Andrus was unconcerned about the competition. “If you think of the footprint that floating wind opens up, I’m not too worried.” Like the several oil and gas platform technologies currently in use, he said, “There are applications that will favor one technology over the other.”

Principle Power’s partners in the WindPlus Joint Venture WindFloat trial include Portuguese mega-utility Energias de Portugal, A. Silva Matos, Vestas Wind Systems A/S, InovCapital, Fundo de Apoio a Inovacao, and 60+ European vendors.

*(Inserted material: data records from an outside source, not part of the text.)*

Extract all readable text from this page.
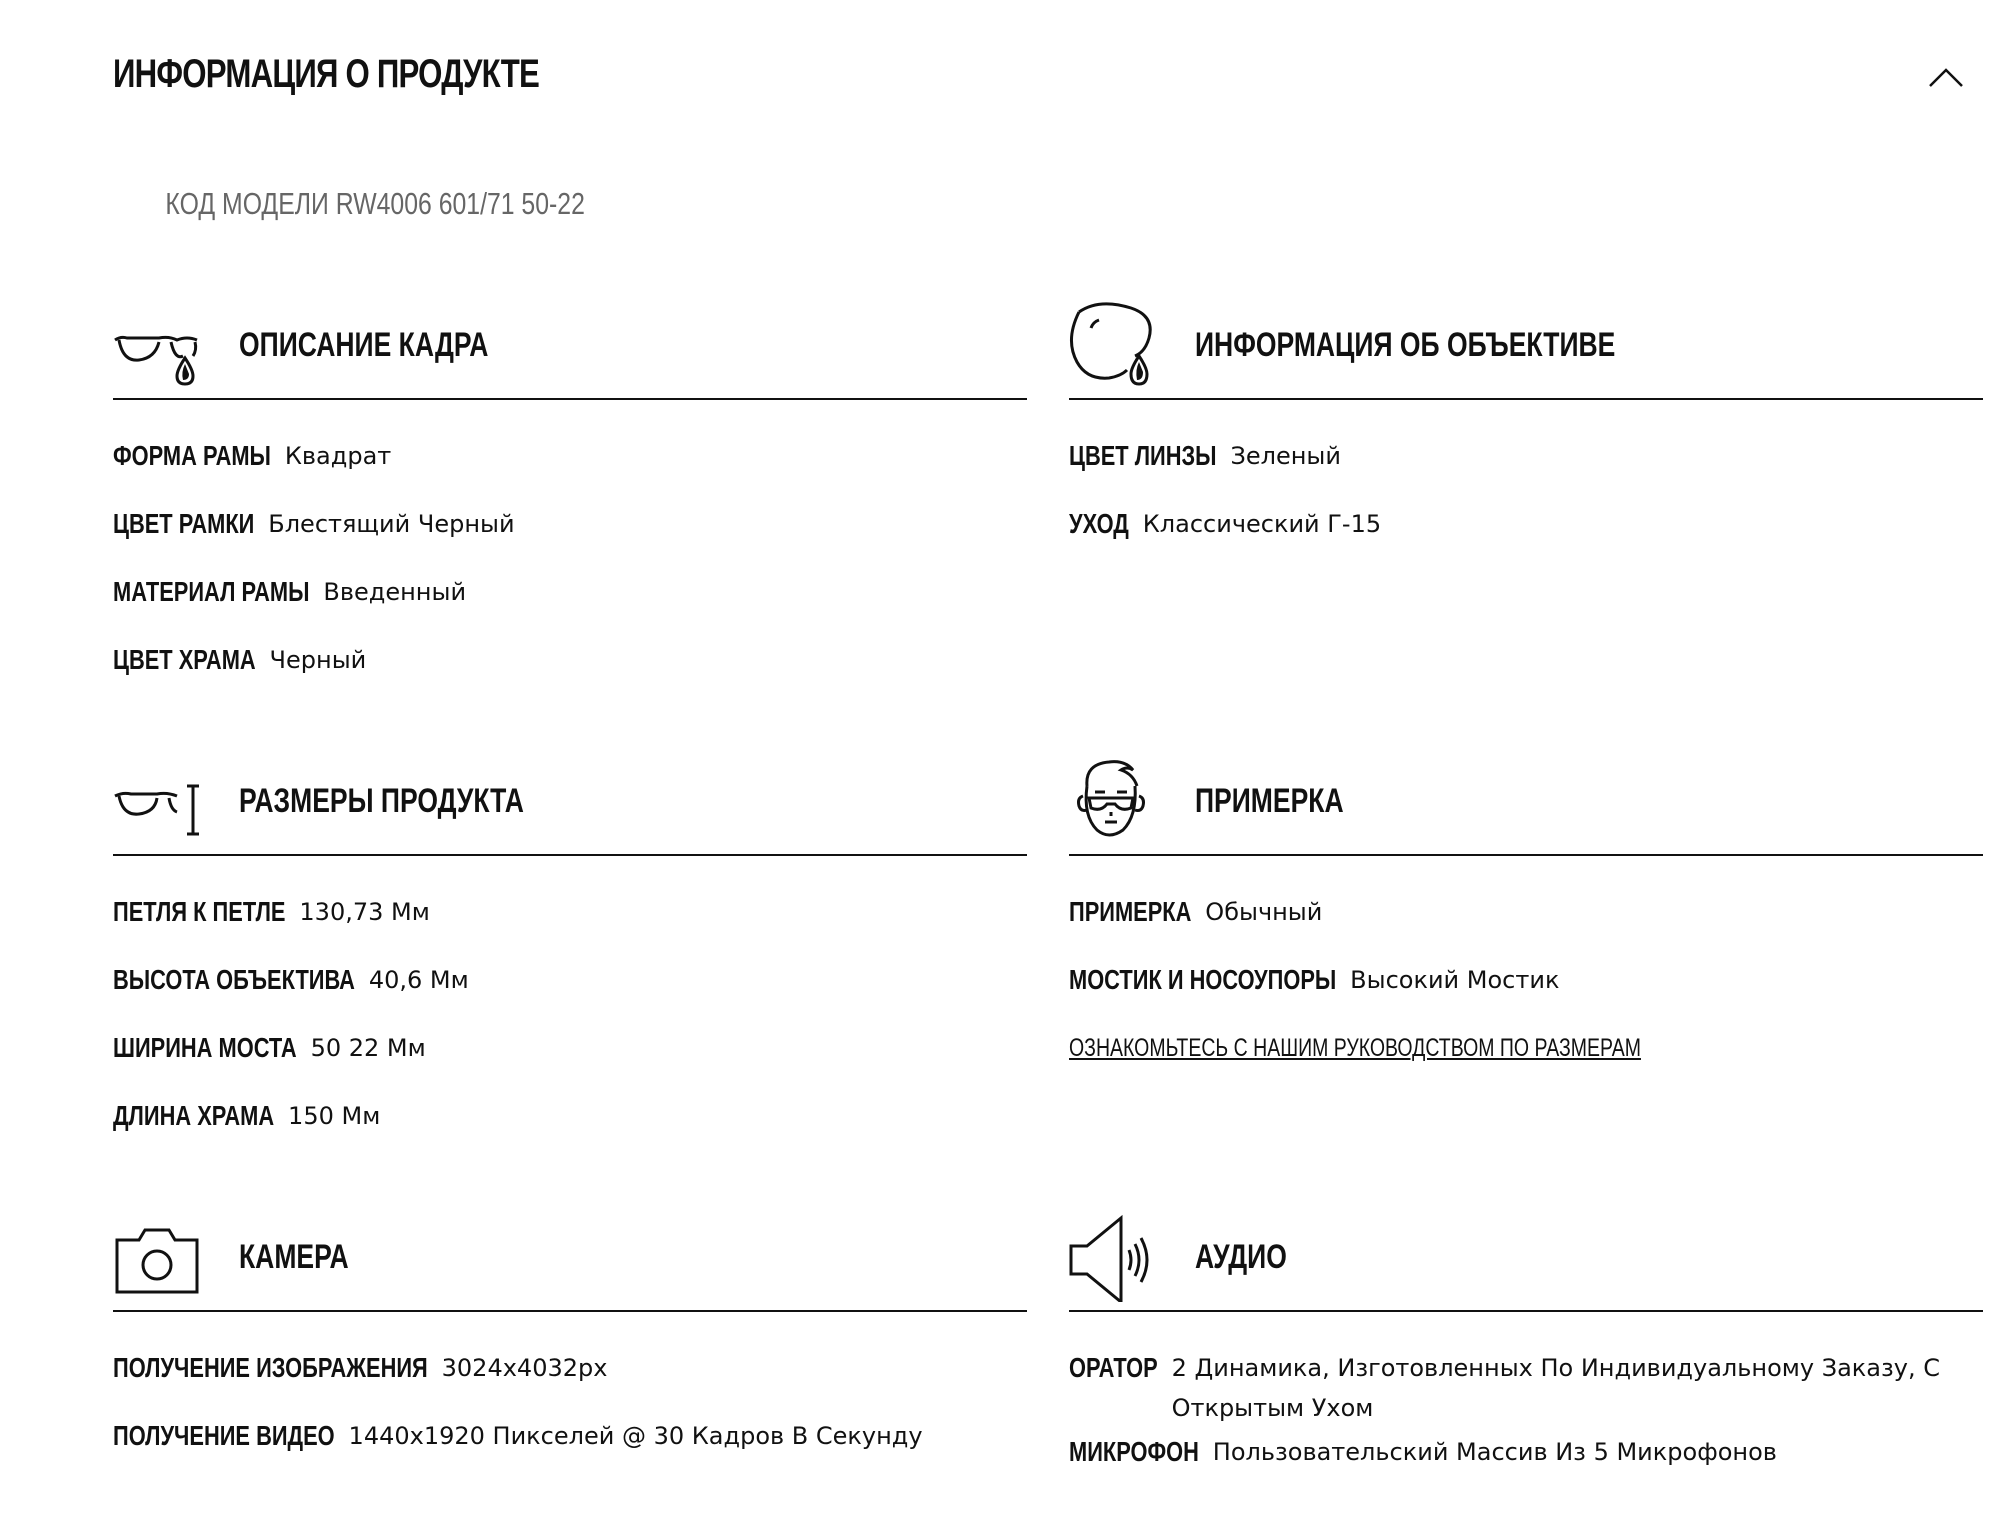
ИНФОРМАЦИЯ О ПРОДУКТЕ
КОД МОДЕЛИ RW4006 601/71 50-22
ОПИСАНИЕ КАДРА
ФОРМА РАМЫ
Квадрат
ЦВЕТ РАМКИ
Блестящий Черный
МАТЕРИАЛ РАМЫ
Введенный
ЦВЕТ ХРАМА
Черный
ИНФОРМАЦИЯ ОБ ОБЪЕКТИВЕ
ЦВЕТ ЛИНЗЫ
Зеленый
УХОД
Классический Г-15
РАЗМЕРЫ ПРОДУКТА
ПЕТЛЯ К ПЕТЛЕ
130,73 Мм
ВЫСОТА ОБЪЕКТИВА
40,6 Мм
ШИРИНА МОСТА
50 22 Мм
ДЛИНА ХРАМА
150 Мм
ПРИМЕРКА
ПРИМЕРКА
Обычный
МОСТИК И НОСОУПОРЫ
Высокий Мостик
ОЗНАКОМЬТЕСЬ С НАШИМ РУКОВОДСТВОМ ПО РАЗМЕРАМ
КАМЕРА
ПОЛУЧЕНИЕ ИЗОБРАЖЕНИЯ
3024x4032px
ПОЛУЧЕНИЕ ВИДЕО
1440x1920 Пикселей @ 30 Кадров В Секунду
АУДИО
ОРАТОР
2 Динамика, Изготовленных По Индивидуальному Заказу, С Открытым Ухом
МИКРОФОН
Пользовательский Массив Из 5 Микрофонов
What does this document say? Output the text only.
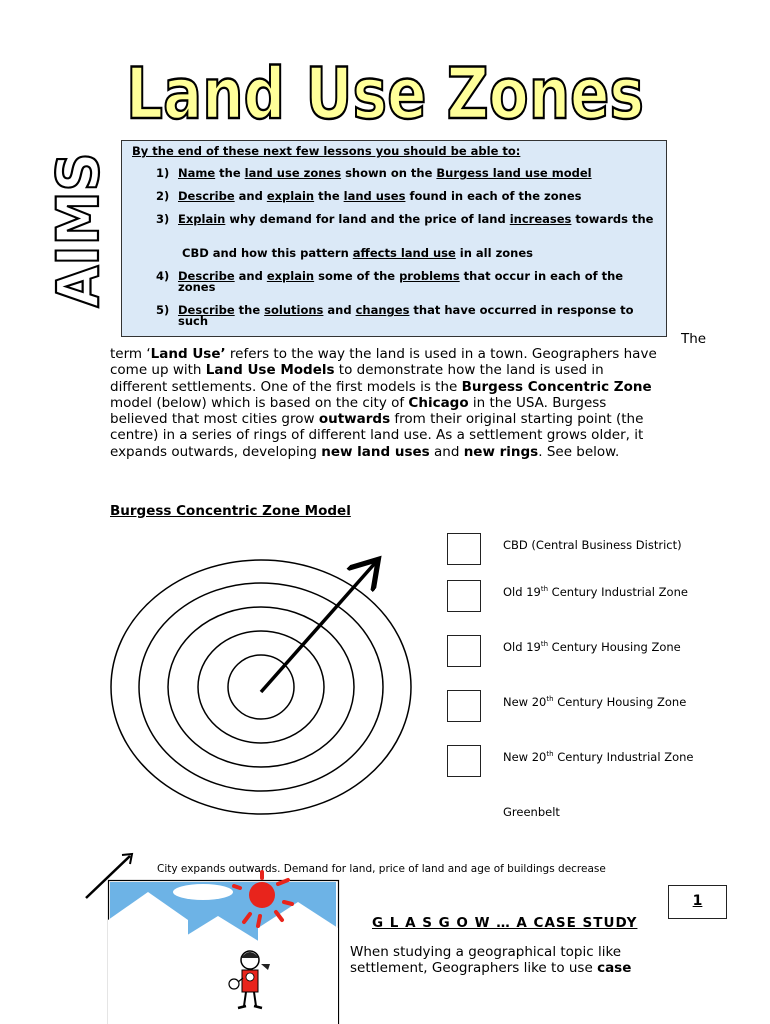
Land Use Zones
AIMS By the end of these next few lessons you should be able to:
1) Name the land use zones shown on the Burgess land use model
2) Describe and explain the land uses found in each of the zones
3) Explain why demand for land and the price of land increases towards the
CBD and how this pattern affects land use in all zones
4) Describe and explain some of the problems that occur in each of the zones
5) Describe the solutions and changes that have occurred in response to such
The
term ‘Land Use’ refers to the way the land is used in a town. Geographers have
come up with Land Use Models to demonstrate how the land is used in
different settlements. One of the first models is the Burgess Concentric Zone
model (below) which is based on the city of Chicago in the USA. Burgess
believed that most cities grow outwards from their original starting point (the
centre) in a series of rings of different land use. As a settlement grows older, it
expands outwards, developing new land uses and new rings. See below.
Burgess Concentric Zone Model
CBD (Central Business District)
Old 19th Century Industrial Zone
Old 19th Century Housing Zone
New 20th Century Housing Zone
New 20th Century Industrial Zone
Greenbelt
City expands outwards. Demand for land, price of land and age of buildings decrease
1
G L A S G O W … A CASE STUDY
When studying a geographical topic like
settlement, Geographers like to use case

The current two-year trial is the first of three WindFloat development phases. The next “pre-commerical” phase will involve five larger turbines. Its timing depends on funding that may come from a European Commission grant program.

WindFloat, Andrus noted, has drawn the interest of developers in the U.K. Crown Estate’s Round Three program and has had interest from the German offshore industry, as well, where dramatic expansion is imminent following the Merkel government’s decision to abandon nuclear power.

"We’re also excited about the U.S.," Andrus said. “It is hard to know when that will take off, but when it does, we want to be a part of it.”